Building a Better-Penetrating Arrow with Proper Broadhead Selection
Last week, I posted about how you can use weed-whacker line to increase the weight of your arrow. Even though...
Last week, I posted about how you can use weed-whacker line to increase the weight of your arrow. Even though it’s slower, a heavier arrow penetrates more deeply than a lighter, faster arrow. People talk about kinetic energy in an arrow, but I think the topic is widely misunderstood. Energy transferred to the animal isn’t what kills; it’s the momentum of the arrow pushing it through that does the work.
A heavier arrow will penetrate better, but the broadhead you choose also plays a huge factor in your arrow’s performance. On the muskox hunt that I just returned from, the three hunters with tags used three different setups: a straight carbon arrow (around 450 grains) with an expandable broadhead, the aforementioned carbon arrow weighted with weed-whacker line and tipped with same expandable broadhead (both shot out of 70-pound compounds). Finally, there were my dad’s arrows, Easton FMJs tipped with Grizzly single-bevel two-blade broadheads (about 575 grains total) which he was shooting from his 50-pound recurve.
All three arrow setups worked sufficiently and achieved enough penetration to get the job done quickly. However, there wasn’t much comparison in penetration between the mechanical and the fixed broadhead. There was about 15 yards difference in shot range, but all were vital shots in the heart/lung area of mature muskox bulls.

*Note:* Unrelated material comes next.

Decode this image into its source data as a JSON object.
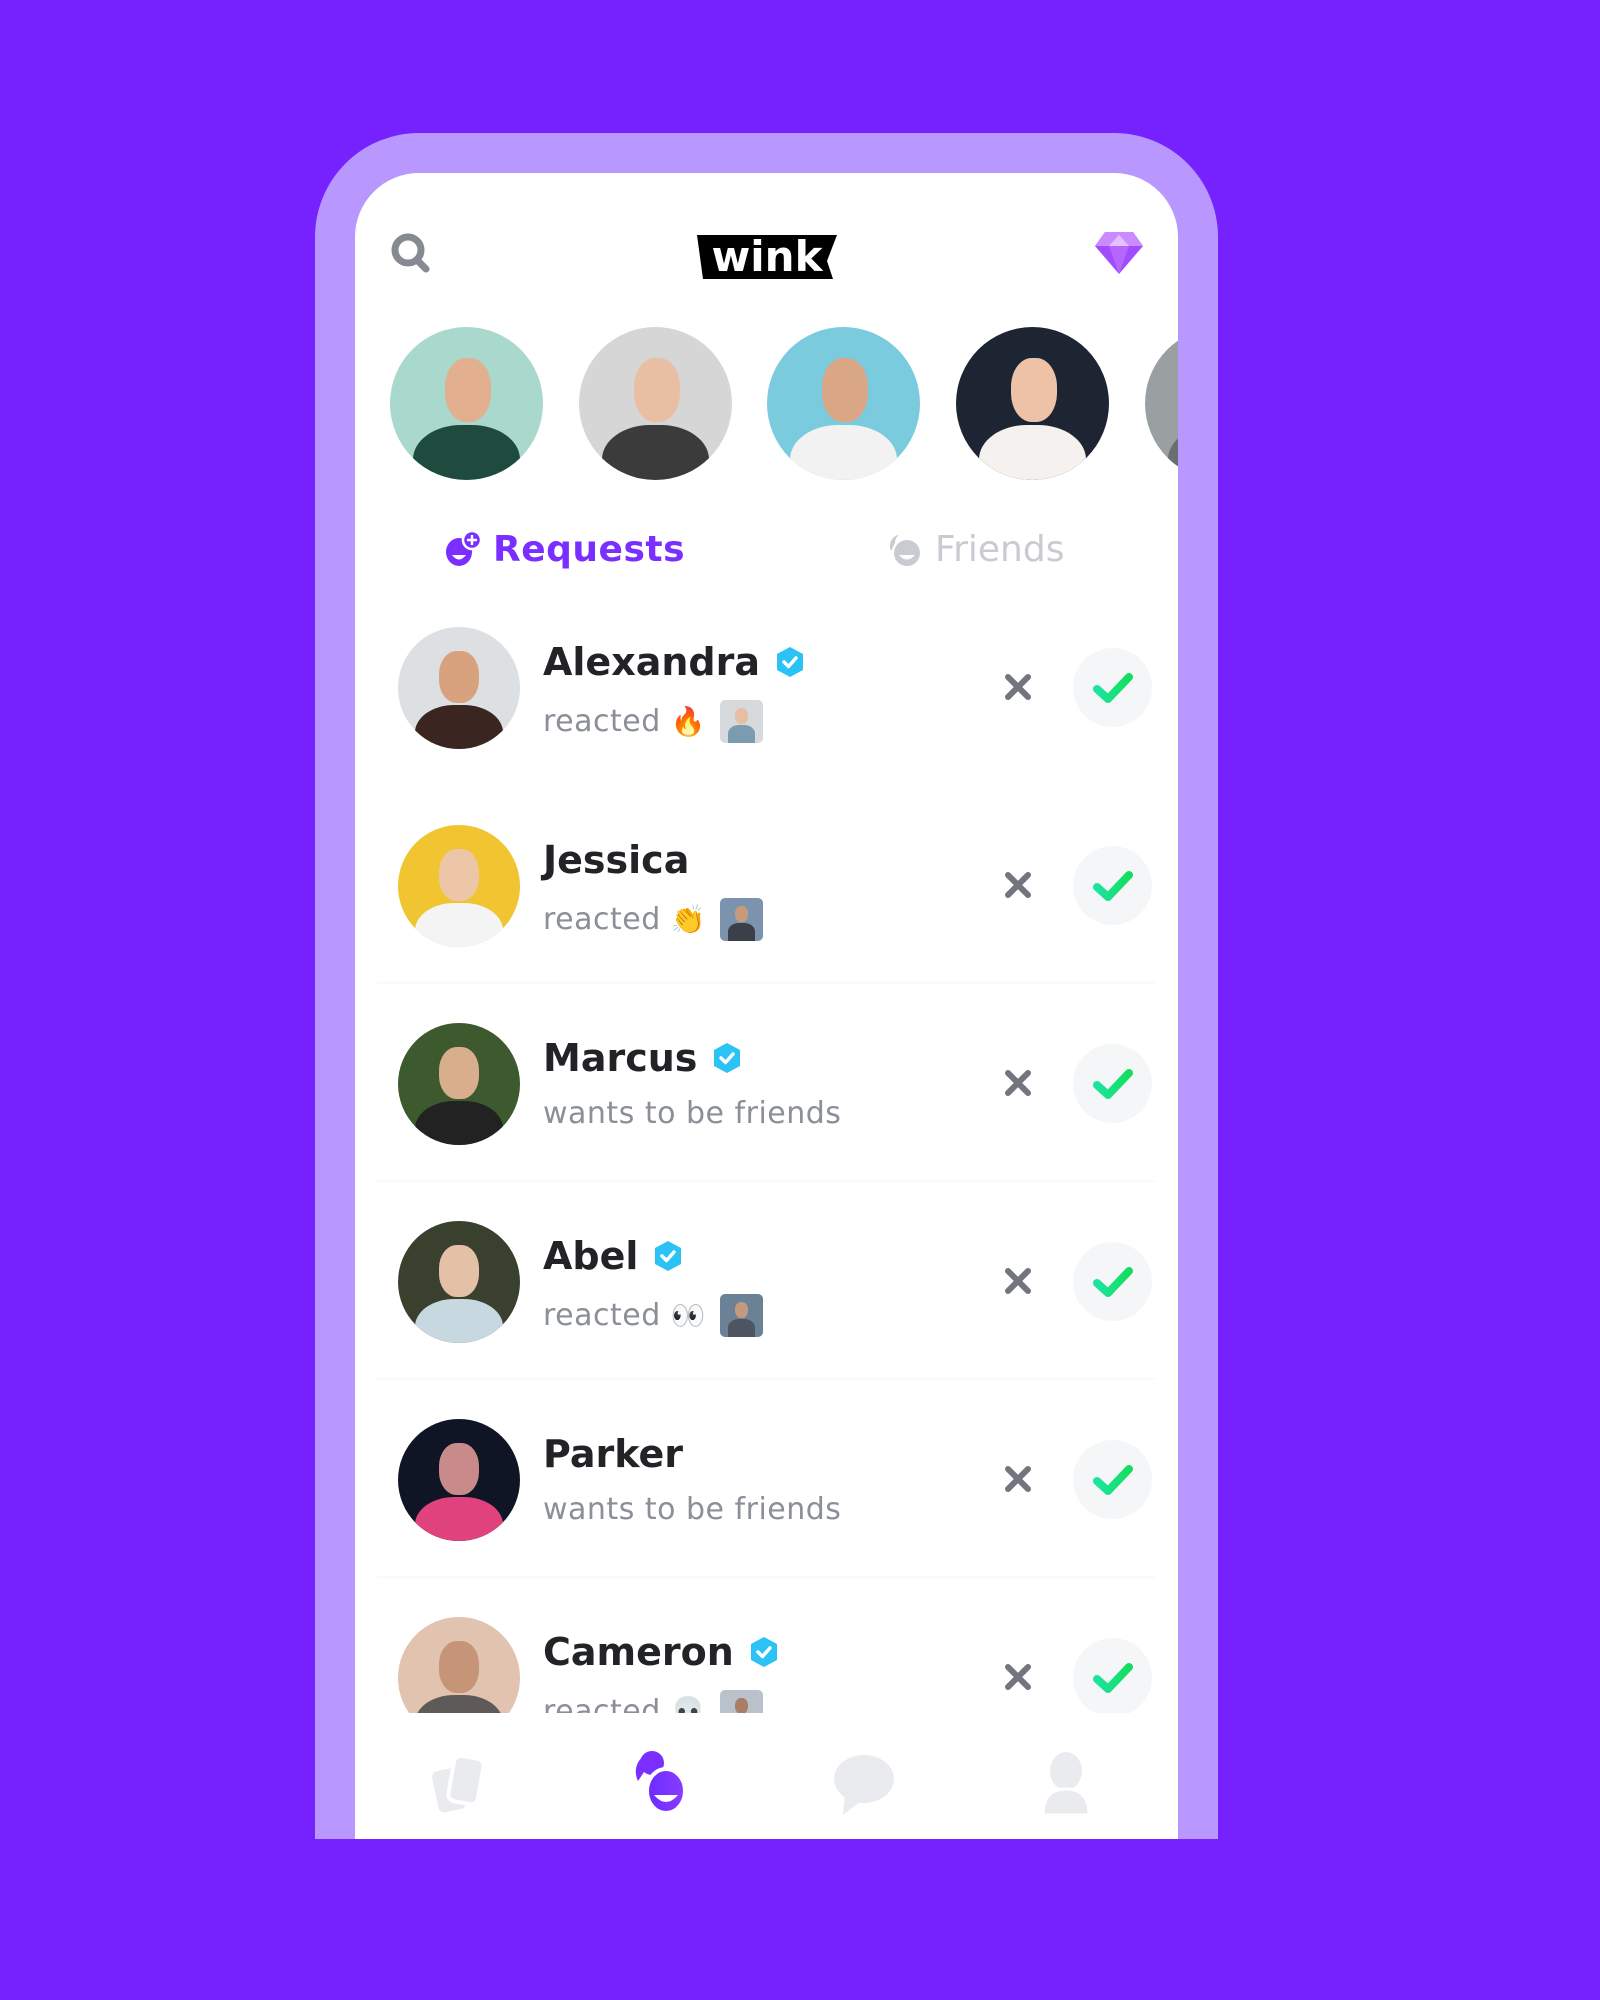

The lightest arrow got about 12 inches of penetration, the heaviest achieved about 15, neither striking any major bones, and both pulling large clumps of hair into the wound. My dad’s single-bevel setup split the entire scapula, top to bottom, and knocked a big chunk out of the far shoulder, just cutting through the skin and getting around 22 inches of penetration. Upon recovery, it was still shaving sharp.
While I personally don’t see the merit of using a mechanical point, this isn’t intended to bash them. If they are legal in your area, and you want to use them, that’s your choice. I just think there are better options. They work great on smaller, thinner-skinned game like deer, and they worked just fine on those shots on muskox. But I also think that shot angle and placement is much more critical with those types of points. I’ve heard lots of mixed reviews of terminal performance with different mechanical points, ranging from great to horrendous.
Knowing that there’s often less margin for error with archery gear than with a rifle, wouldn’t we want to use a broadhead that is deadly under the widest variety of shots? It took a lot of research for Dr. Ed Ashby to come to his conclusion that a single-bevel two-blade broadhead was the best penetrating design, and it’s nothing to scoff at. Single bevels (when matched directionally with helical fletching) cut in the direction that the arrow is already spinning. Both blacktail deer I’ve shot in the shoulders (one broadside and one quartering to) resulted in split scapulas. Although I do like the single bevels, it’s hard to say that the classic double-bevel points won’t do the same thing. I know guys who have split moose shoulders with longbows and recurves in the 50-55-pound range slinging Zwickeys.
From what experience I have, I am sold that a well built, cut-on-contact two-blade broadhead with a long, gradual angle of attack is hard or impossible to beat for penetration, if all the other variables are equal. There are lots of great three-blade broadheads out there that will work just fine, but in my experience, they don’t achieve the same effect.
Despite popular practice—and maybe popular opinion—you can get two-bladers to shoot very well out of a compound if you use helical fletching. That will prevent wind planing, and helical fletching is just more accurate, so use it.
You may look like a dork, but who cares? I once was told by a friend who said the Grizzly broadheads I use are the stupidest-looking thing ever made, or something to that effect. That may be true, but the proof is in the pudding, and I know that if my shot is off by a few inches and hits a shoulder blade, it’s not going to matter. I didn’t have a tag on this trip, but what I saw only reinforced my opinion on the subject.
So if you’re stricken with the off-season blues, or even if you aren’t, give some two-blade points a try. Get them flying well, razor sharp, and I don’t think you’ll be disappointed with the results.